Un autre homme. Un sosie revigoré. On ne pouvait être qu’interdit en observant Joe Biden, vendredi 28 juin, s’exprimer devant des militants survoltés à Raleigh (Caroline du Nord). « Je sais que je ne suis pas un homme jeune, c’est une évidence… » Des clameurs l’interrompent. « Je ne marche pas aussi facilement qu’avant. Je ne parle pas aussi aisément qu’avant. Je ne débats pas aussi bien qu’avant. Mais je sais ce que je sais. Je sais comment dire la vérité. Je sais distinguer le bien et le mal. Je sais comment accomplir ce travail. »
Des mots prononcés d’une voix enfin dégagée et ferme, mais avec seize heures de retard. Des mots absents au moment décisif, la veille, lors du débat télévisé accablant contre Donald Trump. Vendredi, Joe Biden n’avait pas besoin de solliciter sa mémoire, de se concentrer sur les mensonges de son rival, de développer un argumentaire de tête. Il lisait, s’animant grâce à la chaleur du public. Au moment de descendre de l’estrade, le président était accompagné par une chanson de Tom Petty, I Won’t Back Down. Je ne reculerai pas.

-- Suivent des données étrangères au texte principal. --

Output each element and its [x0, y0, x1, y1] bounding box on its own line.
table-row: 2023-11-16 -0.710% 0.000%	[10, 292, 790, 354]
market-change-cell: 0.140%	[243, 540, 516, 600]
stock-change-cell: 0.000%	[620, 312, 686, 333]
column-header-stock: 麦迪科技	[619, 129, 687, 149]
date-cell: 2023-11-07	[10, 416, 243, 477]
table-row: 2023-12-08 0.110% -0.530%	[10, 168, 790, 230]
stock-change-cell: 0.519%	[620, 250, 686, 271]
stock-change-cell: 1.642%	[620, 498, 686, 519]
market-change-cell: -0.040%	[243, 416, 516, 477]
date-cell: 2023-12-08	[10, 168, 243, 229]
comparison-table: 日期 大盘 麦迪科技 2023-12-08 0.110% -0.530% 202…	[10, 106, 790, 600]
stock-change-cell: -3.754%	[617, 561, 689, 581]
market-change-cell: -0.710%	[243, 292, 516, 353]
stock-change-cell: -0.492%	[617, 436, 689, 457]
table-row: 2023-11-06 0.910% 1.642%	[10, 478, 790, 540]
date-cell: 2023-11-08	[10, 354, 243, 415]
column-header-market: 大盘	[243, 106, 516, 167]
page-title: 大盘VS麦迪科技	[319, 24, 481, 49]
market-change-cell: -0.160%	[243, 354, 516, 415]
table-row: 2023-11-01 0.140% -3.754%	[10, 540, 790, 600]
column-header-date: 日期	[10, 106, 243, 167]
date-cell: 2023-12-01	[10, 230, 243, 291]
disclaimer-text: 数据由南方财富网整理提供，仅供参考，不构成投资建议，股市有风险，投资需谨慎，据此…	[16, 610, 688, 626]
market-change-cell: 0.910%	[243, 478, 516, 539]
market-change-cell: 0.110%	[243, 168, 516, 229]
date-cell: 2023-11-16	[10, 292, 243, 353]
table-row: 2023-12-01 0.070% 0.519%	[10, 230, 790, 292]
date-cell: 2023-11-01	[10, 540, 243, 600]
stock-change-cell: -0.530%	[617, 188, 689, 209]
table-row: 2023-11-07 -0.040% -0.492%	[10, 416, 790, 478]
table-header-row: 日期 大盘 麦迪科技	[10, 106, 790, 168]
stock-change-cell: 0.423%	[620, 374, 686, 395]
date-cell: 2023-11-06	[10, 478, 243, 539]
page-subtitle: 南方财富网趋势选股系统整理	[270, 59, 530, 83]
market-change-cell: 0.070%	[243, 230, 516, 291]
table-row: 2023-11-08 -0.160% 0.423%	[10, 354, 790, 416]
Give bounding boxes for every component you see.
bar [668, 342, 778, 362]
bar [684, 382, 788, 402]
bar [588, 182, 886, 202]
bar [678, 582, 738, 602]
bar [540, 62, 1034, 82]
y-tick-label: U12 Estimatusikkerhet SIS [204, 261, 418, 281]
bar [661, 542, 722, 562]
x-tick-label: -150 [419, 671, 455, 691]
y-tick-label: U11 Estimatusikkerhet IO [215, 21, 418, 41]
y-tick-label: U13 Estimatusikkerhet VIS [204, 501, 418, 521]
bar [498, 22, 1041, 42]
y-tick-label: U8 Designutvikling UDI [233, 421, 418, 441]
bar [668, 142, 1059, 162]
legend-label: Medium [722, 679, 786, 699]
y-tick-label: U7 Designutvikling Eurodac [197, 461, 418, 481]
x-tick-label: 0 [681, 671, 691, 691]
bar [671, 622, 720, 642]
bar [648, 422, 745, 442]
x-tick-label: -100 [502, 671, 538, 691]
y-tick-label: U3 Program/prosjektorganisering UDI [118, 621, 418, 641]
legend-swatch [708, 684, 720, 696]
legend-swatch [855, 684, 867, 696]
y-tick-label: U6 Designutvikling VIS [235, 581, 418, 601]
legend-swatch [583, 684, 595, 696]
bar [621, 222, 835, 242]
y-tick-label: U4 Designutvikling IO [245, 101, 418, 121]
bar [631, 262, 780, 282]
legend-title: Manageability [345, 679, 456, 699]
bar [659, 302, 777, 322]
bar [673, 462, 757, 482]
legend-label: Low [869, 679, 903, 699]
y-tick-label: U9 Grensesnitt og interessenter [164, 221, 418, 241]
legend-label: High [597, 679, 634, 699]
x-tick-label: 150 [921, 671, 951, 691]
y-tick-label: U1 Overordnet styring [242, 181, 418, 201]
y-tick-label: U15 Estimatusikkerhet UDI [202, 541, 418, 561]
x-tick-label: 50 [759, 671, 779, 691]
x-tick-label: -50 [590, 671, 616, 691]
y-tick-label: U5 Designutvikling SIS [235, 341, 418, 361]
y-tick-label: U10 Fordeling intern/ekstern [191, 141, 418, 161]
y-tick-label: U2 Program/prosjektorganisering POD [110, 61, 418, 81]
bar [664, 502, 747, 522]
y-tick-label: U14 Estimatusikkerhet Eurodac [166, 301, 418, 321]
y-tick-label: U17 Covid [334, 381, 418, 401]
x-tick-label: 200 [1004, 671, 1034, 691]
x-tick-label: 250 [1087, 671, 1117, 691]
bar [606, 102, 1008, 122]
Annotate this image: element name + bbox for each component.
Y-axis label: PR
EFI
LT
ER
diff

Cette séquence était réussie mais son impact demeure très limité, alors que près de 50 millions d’Américains avaient regardé le débat, la veille. Elle visait à étouffer le doute ravageur qui s’est propagé parmi les experts et dans l’appareil démocrate, depuis jeudi soir, au sujet de la capacité physique et cognitive de Joe Biden à être candidat. La riposte s’organisait sans grande intensité. Les cadres du parti demeuraient mutiques en public, eux-mêmes suspendus à la décision de Joe Biden. Les conseillers, eux, assuraient que les électeurs indépendants, au rôle décisif, seraient très froissés par la performance de Donald Trump et ses mensonges à répétition.
La peur du gouffre
Puis dans l’après-midi, c’est Barack Obama, sur X, qui donnait la ligne de défense. « Les mauvais soirs de débat, ça arrive. Faites-moi confiance, je le sais. Mais cette élection reste un choix entre quelqu’un qui s’est battu toute sa vie pour les gens ordinaires et quelqu’un préoccupé seulement par lui-même. » La thèse du mauvais soir paraît décalée et même choquante après le naufrage vécu jeudi par le président. Elle témoigne surtout de la peur du gouffre sous les pieds démocrates, en cas de renoncement de Joe Biden : quelle alternative en si peu de temps, quid des donateurs, comment préserver l’unité du parti avant la convention de Chicago en août ? Ces questions sont complexes mais les solutions existent. Le statu quo, lui, représente un pari monumental, une façon de jouer l’avenir du pays à la roulette, dans un mélange de déni et de vanité.